I am sure that you know this song. Yes, Daft Punk absolute rocks, although this post is about malware not the band.

Anyway, I was going through some blogs today and I stumbled across some articles regarding a malware affecting MacOS. Apparently this piece of malicious software is of a type downloader/installer. All it does is to connect to a remote server, fetch the payload and execute. Nothing special really!

One advantage this malware has over other types of malware is that the payload can be changed over time, which is cool. However, the antivirus folks will continue taking samples of the new payloads and add more signatures to their software. The game is on!

At the end of the day, regardless whether the malware runs for MacOS (the new hype), Windows or Linux, it is composed of pretty much the same routines. If you think about it, there is a common pattern among most malware, which means that at some point, once we have better technologies to map any given application behavior, we will be able to insulate potential problematic processes and perhaps even drop them in a sandbox while running. Actually, this is possible today to one degree or another.
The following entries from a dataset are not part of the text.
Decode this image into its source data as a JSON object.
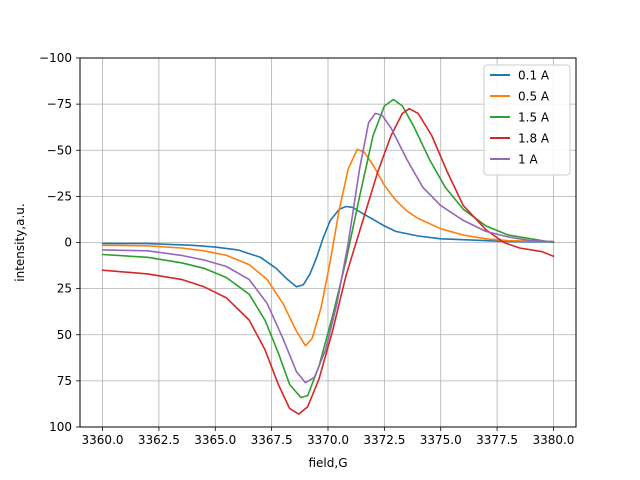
{
  "chart_data": {
    "type": "line",
    "xlabel": "field,G",
    "ylabel": "intensity,a.u.",
    "xlim": [
      3359.0,
      3381.0
    ],
    "ylim": [
      100,
      -100
    ],
    "y_inverted": true,
    "grid": true,
    "legend_position": "upper right",
    "xticks": [
      3360.0,
      3362.5,
      3365.0,
      3367.5,
      3370.0,
      3372.5,
      3375.0,
      3377.5,
      3380.0
    ],
    "xtick_labels": [
      "3360.0",
      "3362.5",
      "3365.0",
      "3367.5",
      "3370.0",
      "3372.5",
      "3375.0",
      "3377.5",
      "3380.0"
    ],
    "yticks": [
      -100,
      -75,
      -50,
      -25,
      0,
      25,
      50,
      75,
      100
    ],
    "ytick_labels": [
      "−100",
      "−75",
      "−50",
      "−25",
      "0",
      "25",
      "50",
      "75",
      "100"
    ],
    "series": [
      {
        "name": "0.1 A",
        "color": "#1f77b4",
        "points": [
          [
            3360,
            0.5
          ],
          [
            3362,
            0.6
          ],
          [
            3364,
            1.5
          ],
          [
            3365,
            2.5
          ],
          [
            3366,
            4
          ],
          [
            3367,
            8
          ],
          [
            3367.7,
            14
          ],
          [
            3368.2,
            20
          ],
          [
            3368.6,
            24
          ],
          [
            3368.9,
            23
          ],
          [
            3369.2,
            17
          ],
          [
            3369.5,
            8
          ],
          [
            3369.8,
            -3
          ],
          [
            3370.1,
            -12
          ],
          [
            3370.5,
            -18
          ],
          [
            3370.8,
            -19.5
          ],
          [
            3371.1,
            -19
          ],
          [
            3371.5,
            -16
          ],
          [
            3372,
            -12.5
          ],
          [
            3372.5,
            -9
          ],
          [
            3373,
            -6
          ],
          [
            3374,
            -3.5
          ],
          [
            3375,
            -2
          ],
          [
            3376,
            -1.5
          ],
          [
            3378,
            -0.5
          ],
          [
            3380,
            -0.3
          ]
        ]
      },
      {
        "name": "0.5 A",
        "color": "#ff7f0e",
        "points": [
          [
            3360,
            1.5
          ],
          [
            3362,
            1.8
          ],
          [
            3363.5,
            3
          ],
          [
            3364.5,
            4.5
          ],
          [
            3365.5,
            7
          ],
          [
            3366.5,
            12
          ],
          [
            3367.3,
            20
          ],
          [
            3368,
            33
          ],
          [
            3368.6,
            48
          ],
          [
            3369,
            56
          ],
          [
            3369.3,
            52
          ],
          [
            3369.7,
            35
          ],
          [
            3370.1,
            10
          ],
          [
            3370.5,
            -18
          ],
          [
            3370.9,
            -40
          ],
          [
            3371.3,
            -50.5
          ],
          [
            3371.6,
            -49
          ],
          [
            3372,
            -42
          ],
          [
            3372.5,
            -31
          ],
          [
            3373,
            -23
          ],
          [
            3373.5,
            -17
          ],
          [
            3374,
            -13
          ],
          [
            3375,
            -7.5
          ],
          [
            3376,
            -4
          ],
          [
            3377,
            -2
          ],
          [
            3378,
            -1
          ],
          [
            3380,
            -0.5
          ]
        ]
      },
      {
        "name": "1.5 A",
        "color": "#2ca02c",
        "points": [
          [
            3360,
            6.5
          ],
          [
            3362,
            8
          ],
          [
            3363.5,
            11
          ],
          [
            3364.5,
            14
          ],
          [
            3365.5,
            19
          ],
          [
            3366.5,
            28
          ],
          [
            3367.2,
            42
          ],
          [
            3367.8,
            60
          ],
          [
            3368.3,
            77
          ],
          [
            3368.8,
            84
          ],
          [
            3369.1,
            83
          ],
          [
            3369.6,
            67
          ],
          [
            3370.2,
            40
          ],
          [
            3370.8,
            10
          ],
          [
            3371.4,
            -25
          ],
          [
            3372,
            -58
          ],
          [
            3372.5,
            -74
          ],
          [
            3372.9,
            -77.5
          ],
          [
            3373.3,
            -74
          ],
          [
            3373.8,
            -63
          ],
          [
            3374.5,
            -45
          ],
          [
            3375.2,
            -30
          ],
          [
            3376,
            -18
          ],
          [
            3377,
            -9
          ],
          [
            3378,
            -4
          ],
          [
            3379,
            -2
          ],
          [
            3380,
            0
          ]
        ]
      },
      {
        "name": "1.8 A",
        "color": "#d62728",
        "points": [
          [
            3360,
            15
          ],
          [
            3362,
            17
          ],
          [
            3363.5,
            20
          ],
          [
            3364.5,
            24
          ],
          [
            3365.5,
            30
          ],
          [
            3366.5,
            42
          ],
          [
            3367.2,
            58
          ],
          [
            3367.8,
            77
          ],
          [
            3368.3,
            90
          ],
          [
            3368.7,
            93
          ],
          [
            3369.1,
            89
          ],
          [
            3369.6,
            74
          ],
          [
            3370.2,
            48
          ],
          [
            3370.8,
            18
          ],
          [
            3371.5,
            -10
          ],
          [
            3372.2,
            -38
          ],
          [
            3372.8,
            -58
          ],
          [
            3373.3,
            -70
          ],
          [
            3373.6,
            -72.5
          ],
          [
            3374,
            -70
          ],
          [
            3374.6,
            -58
          ],
          [
            3375.3,
            -38
          ],
          [
            3376,
            -20
          ],
          [
            3377,
            -7
          ],
          [
            3377.8,
            0
          ],
          [
            3378.5,
            3
          ],
          [
            3379.5,
            5
          ],
          [
            3380,
            7.5
          ]
        ]
      },
      {
        "name": "1 A",
        "color": "#9467bd",
        "points": [
          [
            3360,
            4
          ],
          [
            3362,
            4.5
          ],
          [
            3363.5,
            7
          ],
          [
            3364.5,
            9.5
          ],
          [
            3365.5,
            13
          ],
          [
            3366.5,
            20
          ],
          [
            3367.3,
            33
          ],
          [
            3368,
            52
          ],
          [
            3368.6,
            70
          ],
          [
            3369,
            76
          ],
          [
            3369.4,
            73
          ],
          [
            3369.9,
            58
          ],
          [
            3370.4,
            33
          ],
          [
            3370.9,
            0
          ],
          [
            3371.4,
            -40
          ],
          [
            3371.8,
            -65
          ],
          [
            3372.1,
            -70
          ],
          [
            3372.4,
            -69
          ],
          [
            3372.8,
            -62
          ],
          [
            3373.5,
            -45
          ],
          [
            3374.2,
            -30
          ],
          [
            3375,
            -20
          ],
          [
            3376,
            -12
          ],
          [
            3377,
            -6
          ],
          [
            3378,
            -3
          ],
          [
            3379,
            -1
          ],
          [
            3380,
            -0.5
          ]
        ]
      }
    ]
  }
}
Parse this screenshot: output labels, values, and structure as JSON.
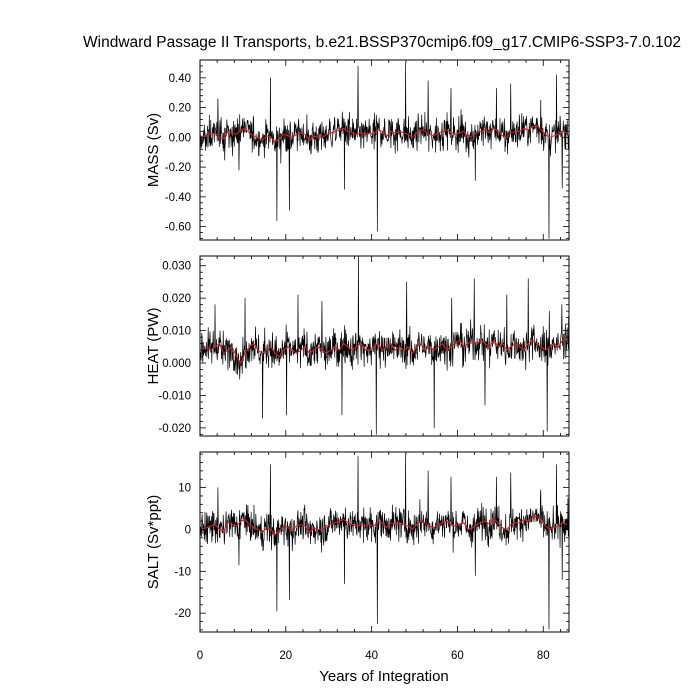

My point is that once a malware sample is found, it can be quite quickly neutralized. We know that Antivirus software is not perfect but at least antivirus vendors try to solve a quite complicated problem, so you have to give them some credits. The key point which we have to draw from all of this nonsense which I wrote so far, is that we do not know if a particular type of malware exists until we find a sample of it, which brings me to my main point in this post:

What if it is not possible or it is very hard to get a malware sample?

I blogged about these stuff before, but my question still remains. What if the malware does not persist on the system, instead it weakens the security perimeter and than it destroys itself? What if the result of this weakening looks very similar to the environment you will usually find in corporate networks (yes, corporate networks tend to be quite weakened). In this case the antivirus software has no clue whether this weakening was intentional or not? I am not malware researcher so I am not sure if such a beast exists, but if it doesn’t than I find it scary that there is no practicel advice what to do apart from trying not to get infected on first place. I hardly doubt that antivirus software can do much about the situation either.

Ok, I will leave this concept to sink with you. If you have anything to say please do so bellow. Some may say, hey you spreading FUD, but I don’t think that this is FUD. I believe in impossibilities but some stuff are simply impractical for the time being.